This project implements a heart disease predictor using a Random Forest Classifier to predict the likelihood of heart disease based on various health and lifestyle parameters.
The dataset used (heart_disease.csv
) contains the following columns:
- Age: Age of the patient
- Sex: Gender of the patient (1 = male, 0 = female)
- CP: Chest pain type (1 = typical angina, 2 = atypical angina, 3 = non-anginal pain, 4 = asymptomatic)
- Trestbps: Resting blood pressure (in mm Hg)
- Chol: Serum cholesterol (in mg/dl)
- Fbs: Fasting blood sugar > 120 mg/dl (1 = true, 0 = false)
- Restecg: Resting electrocardiographic results (0 = normal, 1 = having ST-T wave abnormality, 2 = showing probable or definite left ventricular hypertrophy)
- Thalach: Maximum heart rate achieved
- Exang: Exercise induced angina (1 = yes, 0 = no)
- Oldpeak: ST depression induced by exercise relative to rest
- Slope: The slope of the peak exercise ST segment (1 = upsloping, 2 = flat, 3 = downsloping)
- Ca: Number of major vessels (0-3) colored by fluoroscopy
- Thal: Thalassemia (3 = normal, 6 = fixed defect, 7 = reversible defect)
- Target: Presence of heart disease (1 = presence, 0 = absence)
- numpy (version 1.26.4): For numerical computations and array operations.
- pandas (version 2.1.4): For data manipulation and analysis.
- matplotlib (version 3.4.2): For creating visualizations of the data.
- seaborn (version 0.12.2): For statistical data visualization.

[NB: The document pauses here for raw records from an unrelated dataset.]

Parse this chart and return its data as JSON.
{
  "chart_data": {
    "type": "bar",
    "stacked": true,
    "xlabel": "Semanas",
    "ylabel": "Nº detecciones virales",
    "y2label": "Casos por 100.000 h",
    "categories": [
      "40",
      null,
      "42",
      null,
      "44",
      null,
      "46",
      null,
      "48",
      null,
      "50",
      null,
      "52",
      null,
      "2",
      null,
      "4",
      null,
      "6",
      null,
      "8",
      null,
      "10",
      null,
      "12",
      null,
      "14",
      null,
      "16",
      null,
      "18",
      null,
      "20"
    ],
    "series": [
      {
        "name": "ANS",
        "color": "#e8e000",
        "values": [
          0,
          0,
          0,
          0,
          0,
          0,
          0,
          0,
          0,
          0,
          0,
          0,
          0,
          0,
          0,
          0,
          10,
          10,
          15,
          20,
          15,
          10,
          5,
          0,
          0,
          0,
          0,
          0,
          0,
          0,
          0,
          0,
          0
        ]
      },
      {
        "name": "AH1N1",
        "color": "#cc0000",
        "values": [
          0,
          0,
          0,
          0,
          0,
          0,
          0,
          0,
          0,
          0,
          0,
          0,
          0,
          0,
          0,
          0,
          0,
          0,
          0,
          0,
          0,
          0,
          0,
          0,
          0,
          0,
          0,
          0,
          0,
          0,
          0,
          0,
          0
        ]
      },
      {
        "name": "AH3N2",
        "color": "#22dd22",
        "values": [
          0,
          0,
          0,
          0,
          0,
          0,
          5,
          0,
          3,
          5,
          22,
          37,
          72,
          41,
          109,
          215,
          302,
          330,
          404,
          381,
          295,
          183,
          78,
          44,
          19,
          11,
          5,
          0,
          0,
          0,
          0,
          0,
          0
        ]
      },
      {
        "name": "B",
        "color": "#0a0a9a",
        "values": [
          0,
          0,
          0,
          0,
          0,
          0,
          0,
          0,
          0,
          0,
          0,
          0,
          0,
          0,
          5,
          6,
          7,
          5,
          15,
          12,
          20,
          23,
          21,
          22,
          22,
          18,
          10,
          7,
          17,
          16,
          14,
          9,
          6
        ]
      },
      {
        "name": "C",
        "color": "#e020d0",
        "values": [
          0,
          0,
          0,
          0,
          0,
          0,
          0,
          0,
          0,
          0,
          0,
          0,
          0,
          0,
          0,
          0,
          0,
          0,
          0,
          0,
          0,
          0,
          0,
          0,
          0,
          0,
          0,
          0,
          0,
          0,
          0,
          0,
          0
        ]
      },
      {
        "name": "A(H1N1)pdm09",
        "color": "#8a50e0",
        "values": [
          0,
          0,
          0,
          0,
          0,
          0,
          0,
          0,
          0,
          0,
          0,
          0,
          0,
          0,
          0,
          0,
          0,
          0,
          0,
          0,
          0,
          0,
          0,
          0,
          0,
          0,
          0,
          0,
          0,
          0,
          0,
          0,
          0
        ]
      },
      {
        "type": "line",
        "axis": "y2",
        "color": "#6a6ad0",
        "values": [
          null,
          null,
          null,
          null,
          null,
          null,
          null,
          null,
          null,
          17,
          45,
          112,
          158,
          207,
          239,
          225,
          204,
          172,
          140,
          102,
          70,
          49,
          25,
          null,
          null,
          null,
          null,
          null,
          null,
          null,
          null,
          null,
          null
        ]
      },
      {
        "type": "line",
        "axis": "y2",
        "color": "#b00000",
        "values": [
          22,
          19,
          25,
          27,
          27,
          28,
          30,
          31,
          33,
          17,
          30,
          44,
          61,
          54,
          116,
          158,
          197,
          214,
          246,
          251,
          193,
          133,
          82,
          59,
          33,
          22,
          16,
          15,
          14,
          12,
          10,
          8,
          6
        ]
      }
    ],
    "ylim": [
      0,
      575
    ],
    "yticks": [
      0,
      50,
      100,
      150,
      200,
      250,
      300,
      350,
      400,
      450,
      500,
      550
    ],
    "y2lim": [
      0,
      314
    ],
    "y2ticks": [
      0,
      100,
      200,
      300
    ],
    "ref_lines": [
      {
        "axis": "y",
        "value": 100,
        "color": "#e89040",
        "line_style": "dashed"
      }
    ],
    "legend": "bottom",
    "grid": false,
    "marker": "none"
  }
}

- sklearn(version 1.2.2): For loading and processing data
1.Clone the Repository:
git clone https://github.com/Niharika-Varshney/Heart_Disease_Predictor.git
cd Heart_Disease_Predictor
2.Open and Run the Jupyter Notebook:
- Navigate to the repository directory and open
Heart_Disease_Predictor.ipynb
using Jupyter Notebook or Jupyter Lab. - Execute the cells to run and explore the heart disease predictor.
heart_disease.csv
: Dataset containing heart disease data.Heart_Disease_Predictor.ipynb
: Jupyter Notebook containing the code for data analysis, model training, and evaluation.